Thursday, March 10, 2011

April 1976: Some Suggested Units 04


Question: What can we learn from the plethora of elective courses in the 1970s?

Answer: The electives substituted specific titles for such generic titles of year-long courses as English 10, English 11, and English 12, which were often poorly defined. Many of these courses of varying lengths could be reduced to units today. Many elective courses were creative, imaginative and worth teaching.

Some examples: 
“Poetry for Enjoyment.” Eleanor Barnes. Fulton High School. Knoxville, Tennessee.
“The primary objectives of the course are just what the title suggests: to give the student a chance to read and enjoy poetry; to read poems aloud in class and to share ideas from the poems; to create many types of poems and to participate in other activities planned to help students enjoy poetry; to demonstrate that poetry is a part of our way of life.”

“Technical Communication.” Owen Kerr. Hutchinson Central Technical High School. Buffalo, New York.
“Materials. Possibilities include Energy Primer—Solar, Water, Wind, and Biofuels by Portola Institute. 1974; Domebook 2 by Shelter Publications; magazines such as Organic Gardening and Farming, Scientific American, Popular Science. Lionel D. Wyld’s Preparing Effective Reports, Odyssey Press. 1967, is a good concise paperback text.”
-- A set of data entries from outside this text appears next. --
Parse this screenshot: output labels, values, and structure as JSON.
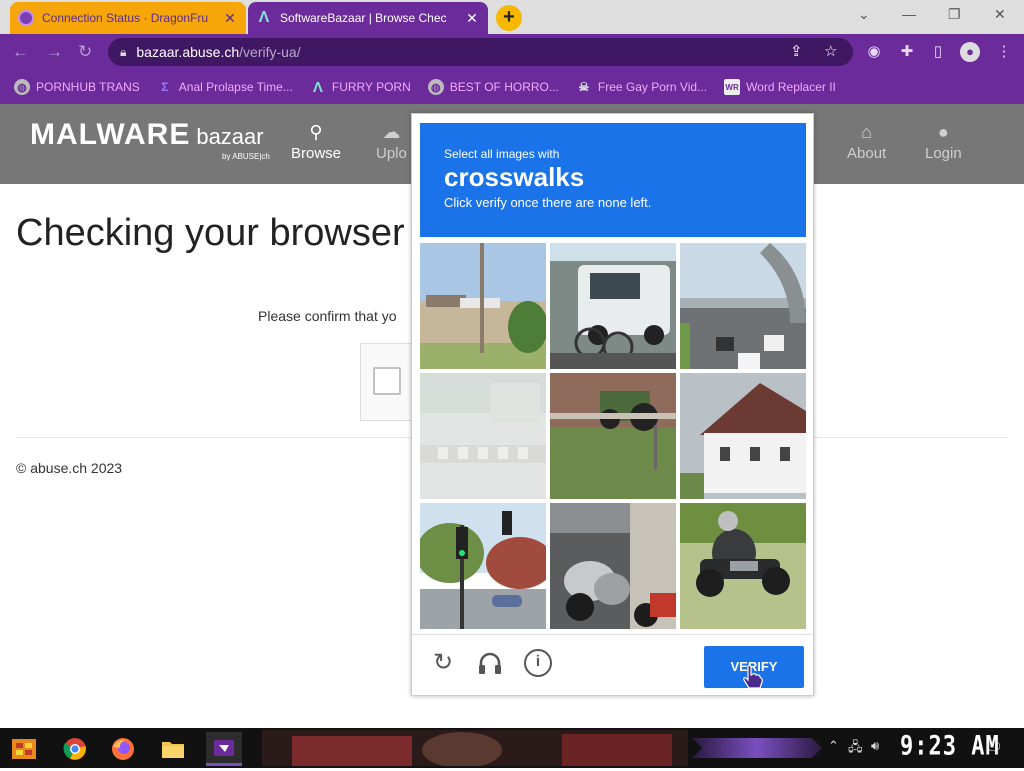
{
  "browser": {
    "tabs": [
      {
        "title": "Connection Status · DragonFru",
        "close": "✕"
      },
      {
        "title": "SoftwareBazaar | Browse Chec",
        "close": "✕",
        "active": true
      }
    ],
    "new_tab": "+",
    "window_controls": [
      "⌄",
      "—",
      "❐",
      "✕"
    ],
    "url_host": "bazaar.abuse.ch",
    "url_path": "/verify-ua/",
    "bookmarks": [
      {
        "icon": "globe-icon",
        "label": "PORNHUB TRANS"
      },
      {
        "icon": "sigma-icon",
        "label": "Anal Prolapse Time..."
      },
      {
        "icon": "lambda-icon",
        "label": "FURRY PORN"
      },
      {
        "icon": "globe-icon",
        "label": "BEST OF HORRO..."
      },
      {
        "icon": "skull-icon",
        "label": "Free Gay Porn Vid..."
      },
      {
        "icon": "wr-icon",
        "label": "Word Replacer II"
      }
    ],
    "accent": "#6b2b9a"
  },
  "site": {
    "logo_main": "MALWARE",
    "logo_sub": "bazaar",
    "logo_by": "by ABUSE|ch",
    "nav": [
      {
        "icon": "search-icon",
        "label": "Browse"
      },
      {
        "icon": "upload-icon",
        "label": "Uplo"
      },
      {
        "icon": "bank-icon",
        "label": "About"
      },
      {
        "icon": "user-icon",
        "label": "Login"
      }
    ],
    "heading": "Checking your browser",
    "confirm_text": "Please confirm that yo",
    "footer": "© abuse.ch 2023"
  },
  "captcha": {
    "line1": "Select all images with",
    "target": "crosswalks",
    "line3": "Click verify once there are none left.",
    "tiles": [
      "field-with-pole",
      "car-and-bicycle",
      "highway-traffic",
      "faded-crosswalk",
      "tractor-field",
      "white-house",
      "traffic-light-street",
      "parked-scooters",
      "motorcycle-rider"
    ],
    "verify_label": "VERIFY",
    "header_color": "#1a73e8"
  },
  "taskbar": {
    "clock": "9:23 AM",
    "apps": [
      "start-icon",
      "chrome-icon",
      "firefox-icon",
      "folder-icon",
      "app-icon"
    ]
  }
}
“The Law: Discretionary, or Blind Obedience?” Linda L. Woods. Westinghouse Area Vocational High School. Chicago, Illinois.
“Adherence to or defiance of the law is an explosive topic today and the subject of heated debate among political, moral and religious factions.”
“The pivotal work for this unit is Antigone. All other selections build upon the philosophical foundations of this play. Henry David Thoreau’s defiance of the U.s. Government during the strife-filled era of the late 19th century; Mahatma Gandhi’s struggle with the discrimination and the political independence of India in the 1930;s; and Martin Luther King’s non-violent tenets which guided the Civil Rights Movement in the 1960’s;;;provide seminal material for students analysts and comparison to the political world today.

“An Elective Catalog: A Directory of Mini-courses and Electives.” English Journal (April 1976), 59-76.